Born into a poor family with one sister and four brothers, she hadn’t even finished matriculation when marriage was brought up, and at 17, she was married off. Ten months later, she gave birth to her first child, a daughter.

Her husband insisted on trying again. Another daughter. Again, he said. He needs sons to take over for him as he grows older, and the physical labor takes its toll on his joints.

Urban slums are seldom served by public or private sector programs.

Stories like Syeda Bibi’s highlight the urgent need to expand family planning and some of the reasons why the Contraceptive Prevalence Rate (CPR) has stagnated. Pakistan, the fifth most populous country in the world, is growing at 2.4 percent per annum. CPR has hovered at 30-35 percent for the last two decades, notably below that of most of our neighbors. Currently, only 8.22 million Pakistani couples use modern Family Planning (FP) methods, with approximately 4.94 million women receiving contraceptive services last year. That means to meet the FP2030 goals an additional 13.7 million users must start using Family Planning. This requires more than just increasing services through government initiatives, private sector programs, or social marketing outlets. Large-scale change demands strategic planning at both provincial and district levels. Addressing cultural barriers to family planning involves collaboration across education, women’s economic inclusion, and skills and vocation programs. This would shift the perspective from seeing women solely as wives, mothers, or caregivers to recognizing them as integral contributors to society.

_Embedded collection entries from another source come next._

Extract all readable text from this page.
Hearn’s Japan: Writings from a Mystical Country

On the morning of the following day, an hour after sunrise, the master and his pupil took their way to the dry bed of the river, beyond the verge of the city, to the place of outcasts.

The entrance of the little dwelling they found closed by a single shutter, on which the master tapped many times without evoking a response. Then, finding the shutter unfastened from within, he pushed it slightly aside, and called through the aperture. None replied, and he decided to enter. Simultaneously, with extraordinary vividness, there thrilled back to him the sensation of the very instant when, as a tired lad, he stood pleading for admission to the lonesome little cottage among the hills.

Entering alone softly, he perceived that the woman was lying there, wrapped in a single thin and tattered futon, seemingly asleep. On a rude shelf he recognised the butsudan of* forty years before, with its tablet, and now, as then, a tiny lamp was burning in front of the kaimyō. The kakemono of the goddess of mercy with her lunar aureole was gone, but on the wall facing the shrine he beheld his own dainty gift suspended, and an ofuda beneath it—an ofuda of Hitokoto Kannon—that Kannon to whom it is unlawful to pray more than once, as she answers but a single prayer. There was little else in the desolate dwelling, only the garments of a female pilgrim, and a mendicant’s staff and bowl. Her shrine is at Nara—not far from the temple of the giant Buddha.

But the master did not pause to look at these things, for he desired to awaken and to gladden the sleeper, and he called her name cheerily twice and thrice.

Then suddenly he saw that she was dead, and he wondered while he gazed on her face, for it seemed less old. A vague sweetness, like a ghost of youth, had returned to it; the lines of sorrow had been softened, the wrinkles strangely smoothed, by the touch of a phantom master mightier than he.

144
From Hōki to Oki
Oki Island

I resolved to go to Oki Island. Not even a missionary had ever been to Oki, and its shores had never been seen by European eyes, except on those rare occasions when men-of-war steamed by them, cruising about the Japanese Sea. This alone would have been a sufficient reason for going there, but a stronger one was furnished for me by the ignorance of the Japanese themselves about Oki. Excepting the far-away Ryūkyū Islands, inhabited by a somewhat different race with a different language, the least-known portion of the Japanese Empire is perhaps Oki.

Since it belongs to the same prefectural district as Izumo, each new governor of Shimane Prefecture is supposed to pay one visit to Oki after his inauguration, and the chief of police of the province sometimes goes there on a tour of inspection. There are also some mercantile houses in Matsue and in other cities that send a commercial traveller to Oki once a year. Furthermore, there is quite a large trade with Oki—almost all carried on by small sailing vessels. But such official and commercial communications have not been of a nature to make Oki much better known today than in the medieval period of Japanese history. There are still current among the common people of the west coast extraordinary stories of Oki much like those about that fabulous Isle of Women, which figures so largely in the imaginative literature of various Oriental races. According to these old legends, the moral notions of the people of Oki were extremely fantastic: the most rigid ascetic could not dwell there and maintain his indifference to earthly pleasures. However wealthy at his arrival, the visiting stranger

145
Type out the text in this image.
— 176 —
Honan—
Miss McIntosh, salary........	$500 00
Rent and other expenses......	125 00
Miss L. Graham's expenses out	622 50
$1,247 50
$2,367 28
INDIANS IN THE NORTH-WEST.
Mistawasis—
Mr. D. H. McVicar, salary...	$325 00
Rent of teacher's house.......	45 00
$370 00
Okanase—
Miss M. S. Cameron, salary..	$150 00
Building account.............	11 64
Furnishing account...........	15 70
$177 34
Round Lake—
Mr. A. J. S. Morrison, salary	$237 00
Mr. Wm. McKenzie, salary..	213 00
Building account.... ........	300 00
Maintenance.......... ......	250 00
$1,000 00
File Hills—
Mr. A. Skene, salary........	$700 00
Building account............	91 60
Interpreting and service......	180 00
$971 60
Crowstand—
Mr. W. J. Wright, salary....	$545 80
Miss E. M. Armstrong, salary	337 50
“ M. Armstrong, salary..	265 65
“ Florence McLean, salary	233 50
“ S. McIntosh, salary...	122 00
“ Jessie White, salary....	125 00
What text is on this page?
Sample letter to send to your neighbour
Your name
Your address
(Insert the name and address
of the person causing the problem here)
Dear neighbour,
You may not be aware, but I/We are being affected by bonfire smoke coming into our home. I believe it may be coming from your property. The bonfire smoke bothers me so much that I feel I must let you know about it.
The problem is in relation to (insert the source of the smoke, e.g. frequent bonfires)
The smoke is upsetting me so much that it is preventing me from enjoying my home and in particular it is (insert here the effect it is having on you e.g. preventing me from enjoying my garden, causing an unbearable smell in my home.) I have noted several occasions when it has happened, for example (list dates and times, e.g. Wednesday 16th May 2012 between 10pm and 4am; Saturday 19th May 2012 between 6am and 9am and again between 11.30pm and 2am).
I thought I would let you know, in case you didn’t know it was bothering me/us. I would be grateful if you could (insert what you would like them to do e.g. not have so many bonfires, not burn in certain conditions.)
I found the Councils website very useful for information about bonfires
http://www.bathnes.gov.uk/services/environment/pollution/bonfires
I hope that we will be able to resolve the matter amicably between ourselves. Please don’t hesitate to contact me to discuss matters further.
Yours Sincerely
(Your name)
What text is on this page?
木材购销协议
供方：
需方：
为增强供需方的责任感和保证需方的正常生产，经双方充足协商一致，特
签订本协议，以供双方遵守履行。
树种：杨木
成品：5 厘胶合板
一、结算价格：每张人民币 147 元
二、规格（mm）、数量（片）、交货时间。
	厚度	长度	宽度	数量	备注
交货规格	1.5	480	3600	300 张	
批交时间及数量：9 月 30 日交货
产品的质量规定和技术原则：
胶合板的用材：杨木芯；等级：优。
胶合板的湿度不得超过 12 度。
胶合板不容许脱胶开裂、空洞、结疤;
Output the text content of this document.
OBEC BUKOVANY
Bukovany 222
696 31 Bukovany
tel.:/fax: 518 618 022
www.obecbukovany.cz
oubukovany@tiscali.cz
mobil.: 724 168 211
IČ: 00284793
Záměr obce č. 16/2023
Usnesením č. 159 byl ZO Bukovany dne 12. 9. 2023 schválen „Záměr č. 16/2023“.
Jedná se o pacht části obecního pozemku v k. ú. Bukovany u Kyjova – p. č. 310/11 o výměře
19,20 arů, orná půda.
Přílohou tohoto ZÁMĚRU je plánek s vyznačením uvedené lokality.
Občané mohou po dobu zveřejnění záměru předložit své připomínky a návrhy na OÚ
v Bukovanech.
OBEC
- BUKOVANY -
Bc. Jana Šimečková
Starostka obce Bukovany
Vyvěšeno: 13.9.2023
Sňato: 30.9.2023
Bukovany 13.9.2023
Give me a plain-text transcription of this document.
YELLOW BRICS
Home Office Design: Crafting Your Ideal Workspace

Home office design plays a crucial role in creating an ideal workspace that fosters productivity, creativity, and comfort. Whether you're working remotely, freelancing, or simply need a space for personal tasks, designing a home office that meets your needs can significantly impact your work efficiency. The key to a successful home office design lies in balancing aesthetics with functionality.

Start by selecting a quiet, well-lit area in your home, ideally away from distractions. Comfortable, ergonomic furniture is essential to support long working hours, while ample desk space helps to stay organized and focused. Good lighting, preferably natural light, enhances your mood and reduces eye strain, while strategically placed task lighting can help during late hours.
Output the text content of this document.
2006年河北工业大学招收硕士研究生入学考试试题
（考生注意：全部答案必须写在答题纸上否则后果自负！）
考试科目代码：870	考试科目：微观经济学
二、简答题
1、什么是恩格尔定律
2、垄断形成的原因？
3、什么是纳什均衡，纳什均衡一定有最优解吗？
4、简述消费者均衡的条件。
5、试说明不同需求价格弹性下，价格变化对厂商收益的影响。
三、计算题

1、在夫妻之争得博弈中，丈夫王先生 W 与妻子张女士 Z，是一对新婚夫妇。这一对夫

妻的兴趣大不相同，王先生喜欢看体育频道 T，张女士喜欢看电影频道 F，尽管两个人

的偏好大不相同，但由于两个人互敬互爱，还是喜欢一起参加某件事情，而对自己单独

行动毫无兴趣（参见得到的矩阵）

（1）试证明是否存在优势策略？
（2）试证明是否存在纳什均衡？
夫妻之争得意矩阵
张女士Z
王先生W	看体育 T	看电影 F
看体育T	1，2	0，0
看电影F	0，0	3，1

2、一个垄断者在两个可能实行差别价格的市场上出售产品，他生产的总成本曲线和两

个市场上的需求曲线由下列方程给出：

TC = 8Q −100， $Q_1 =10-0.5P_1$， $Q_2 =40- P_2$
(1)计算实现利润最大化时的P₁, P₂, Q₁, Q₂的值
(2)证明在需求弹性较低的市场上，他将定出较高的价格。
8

Syeda Bibi’s body is still recovering from pregnancy and labor. She rubs absentmindedly at the stretch marks lining her waist, feeling the dull ache. It has been a year since she gave birth, and she does not know if her body can withstand another pregnancy. Some days she considers taking matters into her own hands, going against her husband’s wishes, and visiting the basic health unit in the next Mohalla over that sells cheap contraceptives. But it’s too far, and she has no means of transport or anyone to watch her children.

This touches on the second issue of increasing family planning in Pakistan: accessibility. To increase family planning services 14-fold, the most cost-effective and sustainable approach is to utilize outreach workers to connect impoverished rural and urban communities to permanent facilities. Urban slums are seldom served by public or private sector programs, resulting in millions of missed opportunities for counseling and demand generation for family planning among couples like Syeda Bibi and her husband. Furthermore, investing in family planning yields significant returns; for every dollar spent, the Return on Investment (ROI) is substantial, saving $30-50 on maternal-child mortality and providing $60-100 in long-term benefits from economic growth.

Syeda Bibi represents millions of women and young girls across Pakistan who have the potential to change the landscape of the country but do not know how to harness it or are held back. Unless we act today, there is a high probability that Syeda Bibi’s daughters will face the same fate.